3 Problems with quantification
One of the main problems with the medicalisation of death and dying is the idea that science has all the answers. Illness and dying carry the same degree of unpredictability and uncertainty as all everyday life events. So when service providers draw on medical knowledge and experience to offer some certainty and in one way to quantify the dying experience, it can be difficult to challenge. Indeed, there is a tension between wanting certainty and hoping for things to be different. Campaigner and mother of three Jane Tomlinson was diagnosed with terminal cancer in 2000 and told she had approximately 12 months to live. However, over the next seven years she completed various marathons and long-distance runs, undertook triathlons and cycled across the USA, until her death in September 2007. Astounding the medical professionals who had delivered the terminal diagnosis, her individual achievements stand as a well-known example of the unpredictability of medical prognosis and the dying period. Another example comes from our researchers’ experience of conducting research on end-of-life care, where only 10% of the people in a study died within the year of the study, despite all being identified as likely to be in their last year of life (Borgstrom, 2014).
In addition, human beings are not machines that respond in predictable, impartial ways to their situation and environment(s), so what of the unquantifiable elements of being human? In particular, what account is taken of the emotional component and how it plays a significant part in the experience of health, illness and dying? When someone is dying, the relationship between the health care professional(s) and the dying person is extremely important, in terms of not only the control of bodily death, but also emotional responses. This is especially the case if the dying person is in a public setting such as a hospital, where extreme emotional displays could be distressing for other patients, visitors and staff. The control of emotion by professionals as part of their role is sometimes called emotional labour, a term first used by Arlie Hochschild (1983) in her study of the way airline crews had to present a pleasant manner to their customers no matter how they felt.
Furthermore, when undertaking emotional labour, not only do professionals need to control their own emotional reactions, they also have to manage other people's, which Hochschild called emotion work. Emotion work has been criticised in professional contexts for controlling the customer/patient/client's visible response to their experience. In the context of this course, the emotion work that is undertaken by medical professionals is an example of the application of medical authority in dying. In the most extreme cases, dying people can be sedated to quieten, even to silence, their strong emotional reactions to dying, such as those described by the sociologist Julia Lawton (2000) in her ethnography of death in a hospice. This upholds one view that death should be a peaceful and controlled event, reminiscent of the concept of the good and ‘tamed’ death.

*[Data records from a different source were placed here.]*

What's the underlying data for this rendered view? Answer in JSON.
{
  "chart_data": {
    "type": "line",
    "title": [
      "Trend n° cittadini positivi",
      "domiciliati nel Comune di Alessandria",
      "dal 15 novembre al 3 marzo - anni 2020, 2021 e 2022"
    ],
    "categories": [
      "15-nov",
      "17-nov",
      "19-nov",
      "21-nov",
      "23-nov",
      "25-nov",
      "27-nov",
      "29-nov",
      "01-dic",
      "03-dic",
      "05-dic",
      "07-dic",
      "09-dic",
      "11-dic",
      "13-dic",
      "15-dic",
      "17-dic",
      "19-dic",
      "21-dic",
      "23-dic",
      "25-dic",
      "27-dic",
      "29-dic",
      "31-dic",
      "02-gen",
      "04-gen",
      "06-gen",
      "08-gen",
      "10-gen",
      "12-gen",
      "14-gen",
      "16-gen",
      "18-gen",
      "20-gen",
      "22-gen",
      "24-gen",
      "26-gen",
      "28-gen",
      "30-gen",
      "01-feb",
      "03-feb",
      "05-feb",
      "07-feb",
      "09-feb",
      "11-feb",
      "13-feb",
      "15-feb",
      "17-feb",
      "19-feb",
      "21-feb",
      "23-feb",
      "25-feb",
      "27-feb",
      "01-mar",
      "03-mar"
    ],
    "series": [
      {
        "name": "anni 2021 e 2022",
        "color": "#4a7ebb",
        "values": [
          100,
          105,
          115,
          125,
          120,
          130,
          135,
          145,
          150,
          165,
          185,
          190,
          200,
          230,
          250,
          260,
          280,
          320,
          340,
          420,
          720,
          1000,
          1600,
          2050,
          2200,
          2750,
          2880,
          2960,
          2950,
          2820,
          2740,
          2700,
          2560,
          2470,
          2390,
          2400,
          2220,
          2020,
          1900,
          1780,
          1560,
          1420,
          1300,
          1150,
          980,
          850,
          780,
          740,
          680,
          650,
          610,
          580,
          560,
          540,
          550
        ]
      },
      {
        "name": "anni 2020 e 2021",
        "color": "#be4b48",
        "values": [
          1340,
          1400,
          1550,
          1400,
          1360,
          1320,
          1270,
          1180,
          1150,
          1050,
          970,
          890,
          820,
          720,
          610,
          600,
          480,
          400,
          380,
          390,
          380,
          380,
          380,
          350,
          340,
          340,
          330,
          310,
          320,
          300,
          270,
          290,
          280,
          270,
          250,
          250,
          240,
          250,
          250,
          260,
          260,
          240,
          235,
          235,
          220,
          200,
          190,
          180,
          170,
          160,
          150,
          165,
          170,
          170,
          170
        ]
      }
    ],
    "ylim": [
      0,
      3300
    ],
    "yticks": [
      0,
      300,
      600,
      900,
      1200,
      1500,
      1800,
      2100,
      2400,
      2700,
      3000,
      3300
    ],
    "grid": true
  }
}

Taking a more policy-orientated view of quantifying the dying process, however, boundaries for treatment need to be drawn somewhere to ensure that there is equality and efficiency in access to and provision of health care services. When this course was first written in 2008, the problem of limits and cut-off points for treatment has been most commonly seen in discussions about access to drugs, such as the National Institute for Health and Clinical Excellence (2007) guidelines on access to donepezil, galantamine, rivastigmine and memantine for people suffering from moderate Alzheimer's disease. When this course was updated in 2020 during the COVID-19 pandemic, there were public discussions around how clinicians decide who can and will be admitted to intensive care units and a wide-scale engagement to sign DNACPRs. These reflect the medicalised tension of balancing the needs of the individual against the fair distribution of resources to the collective dying community.
This dilemma of the individual versus the collective is reflected in the UK in health institutions, such as hospitals, that have to be overtly accountable to the electorate. Hospices, although usually funded through a combination of the state and charity, also have to be able to provide a fair and equal service to all. This is the case from the ideological basis of the health care setting through to the everyday activity on the ward. When someone is dying, therefore, it can be an extremely challenging act of negotiation between the dying person, the medical professionals, the administrative staff of the facility and the family. Medical intervention can take control away from the dying person and control their dying.